Website Loading Time and Performance Optimization – This step doesn’t enhance the performance for your first-time visitors but the browser of all your returning visitors, or the ones that visit another page of your website, will “remember” the ressources the browser has already loaded. Depending on the duration you set in the .htaccess file, the browser will cache files usually between 1 month and 1 year.


So this are the raw numbers for the final result:

Filesize (Images) Filesize (Javascript) Filesize (Stylesheets) File size (total) HTTP-requests Loading Time
925 KB 81 KB 12 KB 1.02 MB 15 2.20s

If we compare the filesize and the website loading time from the beginning with the final result we get the following results:

performance optimization for faster website loading time

Acceptable! The image compression obviously leads to the biggest results in decreasing the file size and website loading time.

As a final conclusion it is important to say that performance optimization needs context! What is reasonable for my website might not be reasonable four your website. Use the methods if they make sense.

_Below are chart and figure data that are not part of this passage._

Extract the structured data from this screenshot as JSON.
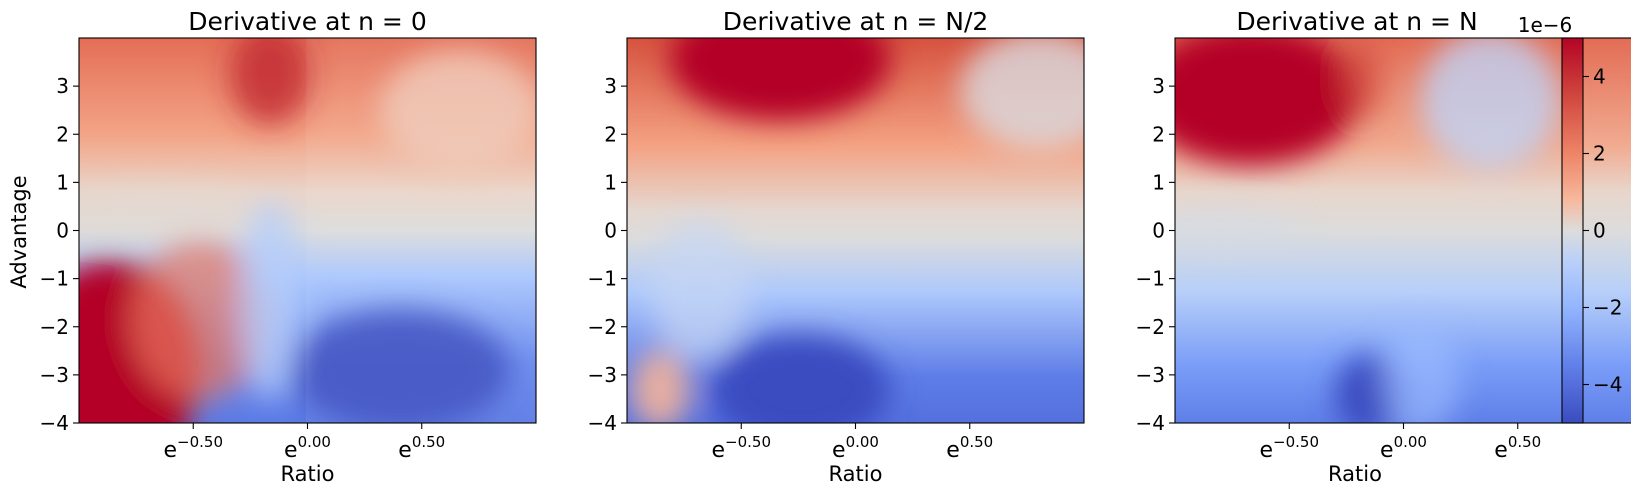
{
  "chart_data": [
    {
      "type": "heatmap",
      "title": "Derivative at n = 0",
      "xlabel": "Ratio",
      "ylabel": "Advantage",
      "x_tick_labels": [
        {
          "base": "e",
          "exp": "−0.50"
        },
        {
          "base": "e",
          "exp": "0.00"
        },
        {
          "base": "e",
          "exp": "0.50"
        }
      ],
      "x_tick_values": [
        -0.5,
        0.0,
        0.5
      ],
      "xlim": [
        -1.0,
        1.0
      ],
      "y_tick_labels": [
        "3",
        "2",
        "1",
        "0",
        "−1",
        "−2",
        "−3",
        "−4"
      ],
      "y_tick_values": [
        3,
        2,
        1,
        0,
        -1,
        -2,
        -3,
        -4
      ],
      "ylim": [
        -4,
        4
      ]
    },
    {
      "type": "heatmap",
      "title": "Derivative at n = N/2",
      "xlabel": "Ratio",
      "ylabel": "",
      "x_tick_labels": [
        {
          "base": "e",
          "exp": "−0.50"
        },
        {
          "base": "e",
          "exp": "0.00"
        },
        {
          "base": "e",
          "exp": "0.50"
        }
      ],
      "x_tick_values": [
        -0.5,
        0.0,
        0.5
      ],
      "xlim": [
        -1.0,
        1.0
      ],
      "y_tick_labels": [
        "3",
        "2",
        "1",
        "0",
        "−1",
        "−2",
        "−3",
        "−4"
      ],
      "y_tick_values": [
        3,
        2,
        1,
        0,
        -1,
        -2,
        -3,
        -4
      ],
      "ylim": [
        -4,
        4
      ]
    },
    {
      "type": "heatmap",
      "title": "Derivative at n = N",
      "xlabel": "Ratio",
      "ylabel": "",
      "x_tick_labels": [
        {
          "base": "e",
          "exp": "−0.50"
        },
        {
          "base": "e",
          "exp": "0.00"
        },
        {
          "base": "e",
          "exp": "0.50"
        }
      ],
      "x_tick_values": [
        -0.5,
        0.0,
        0.5
      ],
      "xlim": [
        -1.0,
        1.0
      ],
      "y_tick_labels": [
        "3",
        "2",
        "1",
        "0",
        "−1",
        "−2",
        "−3",
        "−4"
      ],
      "y_tick_values": [
        3,
        2,
        1,
        0,
        -1,
        -2,
        -3,
        -4
      ],
      "ylim": [
        -4,
        4
      ]
    }
  ],
  "colorbar": {
    "colormap": "coolwarm",
    "scale_label": "1e−6",
    "range": [
      -5,
      5
    ],
    "tick_values": [
      4,
      2,
      0,
      -2,
      -4
    ],
    "tick_labels": [
      "4",
      "2",
      "0",
      "−2",
      "−4"
    ],
    "colors": {
      "low": "#3b4cc0",
      "mid": "#dddddd",
      "high": "#b40426"
    }
  }
}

However, for the beginning the six steps above are easily integratable in your web projects and workflow. If your are using SASS for instance you can minify your stylesheets on the fly. However there are much more website optimization methods and tools out there to optimize the performance of your website and of your workflow.

Here is a list of a few things that came to my mind:

  • RESS (Responsive Design with Server Side Components) – interesting article from the Smashing Magazine to serve responsive images on mobile devices
  • Adaptive Images – small images for small devices
  • above the fold” – optimizing the rendering of visible content on the initial page load
  • Grunt – a task runner that does image, stylesheet, javascript compression and many more things for you. This is a must read!